Program Derivation
Increasing Efficiency Through Program Derivation
Our
original definition of subst
in Session 10 was somewhat confusing — both to read
and to write. We then saw that following the BNF and
using
mutual recursion
made the code easier to write and easier to understand. This ease
comes, however, at the cost of extra function calls.
How so? Notice that we now make two function calls each time
the first
of the s-list contains an s-list: one
to subst-symbol-expr
, and then a return call to
subst
. Such "double dispatch" can be expensive on a
large dataset.
Sometimes, the run-time costs introduced by mutual recursion outweigh the program-time and read-time benefits of the separate functions. Can we modify our definition without losing too many of its benefits?
We can use Racket's substitution model to get back to a single function. Our solution currently looks like this:
(define subst (lambda (new old slist) (if (null? slist) '() (cons (subst-symbol-expr new old (first slist)) (subst new old (rest slist)))))) (define subst-symbol-expr (lambda (new old symexp) (if (symbol? symexp) (if (eq? symexp old) new symexp) (subst new old symexp))))
We can substitute the definition of subst-symbol-expr
into subst
, using the standard rules from the
substitution model. This is exactly what the Racket interpreter
will do at run-time. First, we substitute the lambda
in place of the name:
(define subst (lambda (new old slist) (if (null? slist) '() (cons ( (lambda (new old symexp) ;; (if (symbol? symexp) ;; Here (if (eq? symexp old) ;; is new ;; the symexp) ;; first (subst new old se))) ;; substitution. new old (first slist)) (subst new old (rest slist))))))
Next, we replace the application of the lambda
with
the body of the lambda
, substituting the arguments
for the corresponding formal parameters: new
for
new
, old
for old
, and
(first slist)
for symexp
:
(define subst (lambda (new old slist) (if (null? slist) '() (cons (if (symbol? (first slist)) ;; (if (eq? (first slist) old) ;; Here is new ;; the second (first slist)) ;; substitution. (subst new old (first slist))) ;; (subst new old (rest slist))))))
The result is a single function that behaves exactly like the two original functions. After all, all we did was to derive by hand the same result that the Racket evaluator will produce. So, provided that we made no errors in our derivation, the resulting function has the same functionality. Our unit tests can help us ensure that we haven't broken the code.
However, the new version is more efficient, because it eliminates the extra function calls.
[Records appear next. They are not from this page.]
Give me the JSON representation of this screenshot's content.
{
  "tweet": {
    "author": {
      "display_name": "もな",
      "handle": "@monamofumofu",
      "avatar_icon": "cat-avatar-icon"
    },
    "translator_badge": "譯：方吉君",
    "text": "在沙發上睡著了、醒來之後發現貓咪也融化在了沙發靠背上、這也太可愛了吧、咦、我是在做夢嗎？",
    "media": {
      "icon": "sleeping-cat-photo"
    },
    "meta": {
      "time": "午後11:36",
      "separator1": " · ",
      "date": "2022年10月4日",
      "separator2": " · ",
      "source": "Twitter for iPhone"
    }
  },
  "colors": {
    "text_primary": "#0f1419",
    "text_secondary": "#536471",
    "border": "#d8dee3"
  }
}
We hope that it is nearly as readable as the two-function version.
Take a closer look. The derived function is not
like
the single-function solution we wrote earlier.
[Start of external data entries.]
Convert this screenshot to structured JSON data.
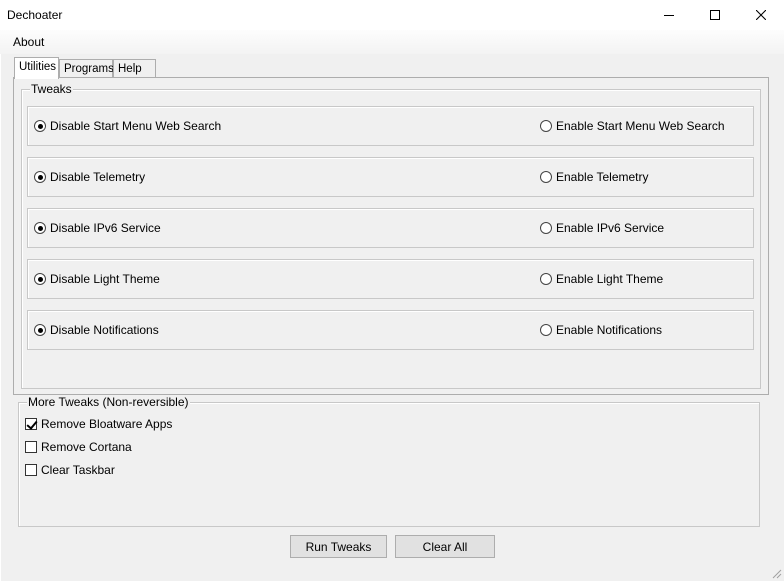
{
  "window": {
    "title": "Dechoater"
  },
  "menu": {
    "about": "About"
  },
  "tabs": [
    {
      "label": "Utilities",
      "active": true
    },
    {
      "label": "Programs",
      "active": false
    },
    {
      "label": "Help",
      "active": false
    }
  ],
  "tweaks": {
    "legend": "Tweaks",
    "rows": [
      {
        "disable": "Disable Start Menu Web Search",
        "enable": "Enable Start Menu Web Search",
        "selected": "disable"
      },
      {
        "disable": "Disable Telemetry",
        "enable": "Enable Telemetry",
        "selected": "disable"
      },
      {
        "disable": "Disable IPv6 Service",
        "enable": "Enable IPv6 Service",
        "selected": "disable"
      },
      {
        "disable": "Disable Light Theme",
        "enable": "Enable Light Theme",
        "selected": "disable"
      },
      {
        "disable": "Disable Notifications",
        "enable": "Enable Notifications",
        "selected": "disable"
      }
    ]
  },
  "more_tweaks": {
    "legend": "More Tweaks (Non-reversible)",
    "items": [
      {
        "label": "Remove Bloatware Apps",
        "checked": true
      },
      {
        "label": "Remove Cortana",
        "checked": false
      },
      {
        "label": "Clear Taskbar",
        "checked": false
      }
    ]
  },
  "buttons": {
    "run": "Run Tweaks",
    "clear": "Clear All"
  }
}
That function repeated the expression
(subst new old (cdr slist))
several times, because we
worked through the details of every possible case. Using mutual
recursion followed by program derivation — letting Racket's
substitution model do some of the work for us — results in a
program with a single (subst new old (rest slist))
.
We can do this in Racket because the if
construct is
an expression that returns a value, not a statement. In many
languages, if
is a statement and returns no value.
A few, including Java and C++, have a "computed if" expression
that may let us do something like this. In Java, a "computed if"
is written as
<test> ? <then-value> : <else-value>
C++ has a concept that is similar in spirit to program derivation:
the in-lining of member functions. The difference, though,
is that its is implemented by the compiler. When we declare a
class member function inline
, the compiler tries to
replace all calls to the function with equivalent code from the
body of the function.
For example, we may well use an accessor method x()
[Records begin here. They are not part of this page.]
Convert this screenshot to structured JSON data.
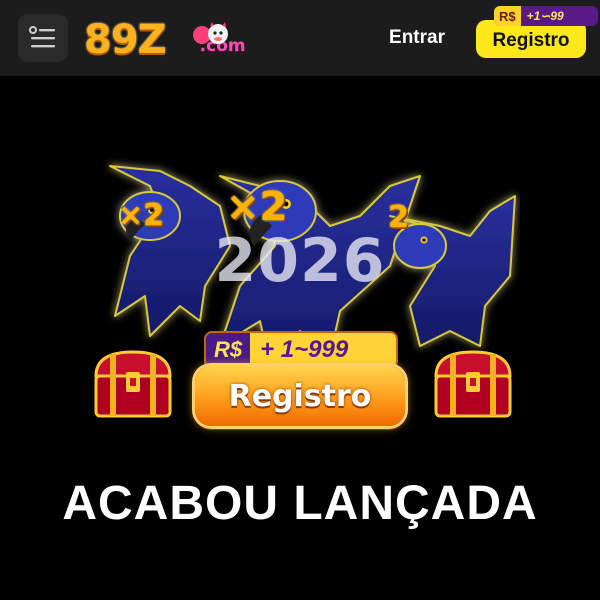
{
  "header": {
    "logo": {
      "brand": "89Z",
      "suffix": ".com"
    },
    "login_label": "Entrar",
    "register_label": "Registro",
    "register_badge": {
      "currency": "R$",
      "range": "+1∽99"
    }
  },
  "banner": {
    "multipliers": [
      "×2",
      "×2",
      "2"
    ],
    "year": "2026",
    "promo": {
      "currency": "R$",
      "range": "+ 1~999"
    },
    "cta_label": "Registro",
    "headline": "ACABOU LANÇADA"
  },
  "icons": [
    "menu-icon",
    "mascot-icon",
    "macaw-icon",
    "treasure-chest-icon"
  ],
  "colors": {
    "accent_yellow": "#ffe81a",
    "logo_orange": "#ffb21c",
    "badge_purple": "#5a1a86",
    "cta_orange": "#ff9d1a"
  }
}
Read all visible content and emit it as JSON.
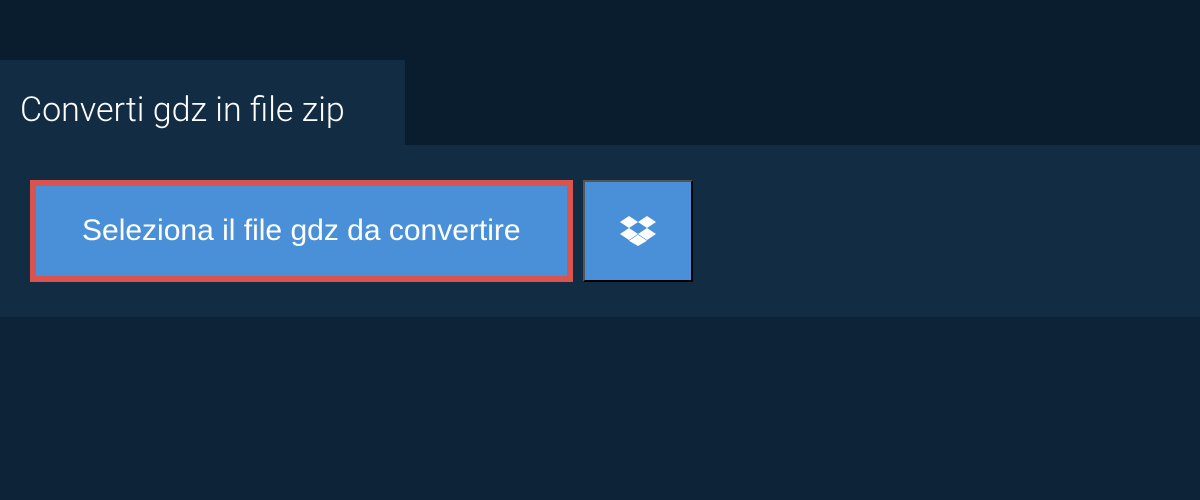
{
  "header": {
    "title": "Converti gdz in file zip"
  },
  "actions": {
    "select_file_label": "Seleziona il file gdz da convertire",
    "dropbox_icon": "dropbox"
  },
  "colors": {
    "bg_dark": "#0d2438",
    "bg_darker": "#0a1d2e",
    "bg_panel": "#122c44",
    "button_blue": "#4a90d9",
    "border_red": "#d9534f",
    "text_white": "#ffffff"
  }
}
frequently when interacting with an object that has an
x-coordinate. By declaring the inline
, the compiler will replace the method call
with the equivalent code from the body of the function.
This enables the programmer to eliminate the overhead of extra function calls at run time, without obscuring the readability and design of our class.
Program derivation works like inlining, but it is a technique used by programmers to modify their code. (I can certainly imagine having a Racket compiler implementing program derivation automatically, thus saving the programmer the effort and risk of error!)
We will use the program derivation technique occasionally to simplify the result of mutual recursion, and any other technique that introduces unwanted function calls that create undesirable inefficiency at run-time -- but only when the cost of the extra function calls outweighs the benefits of separate functions.
An Exercise Applying Program Derivation
Use program derivation to eliminate the
count-occurrences-symbol-expr
function in our
solution to the count-occurrence problem. Do you like the result?
You can see my solution in the zip file for Session 10.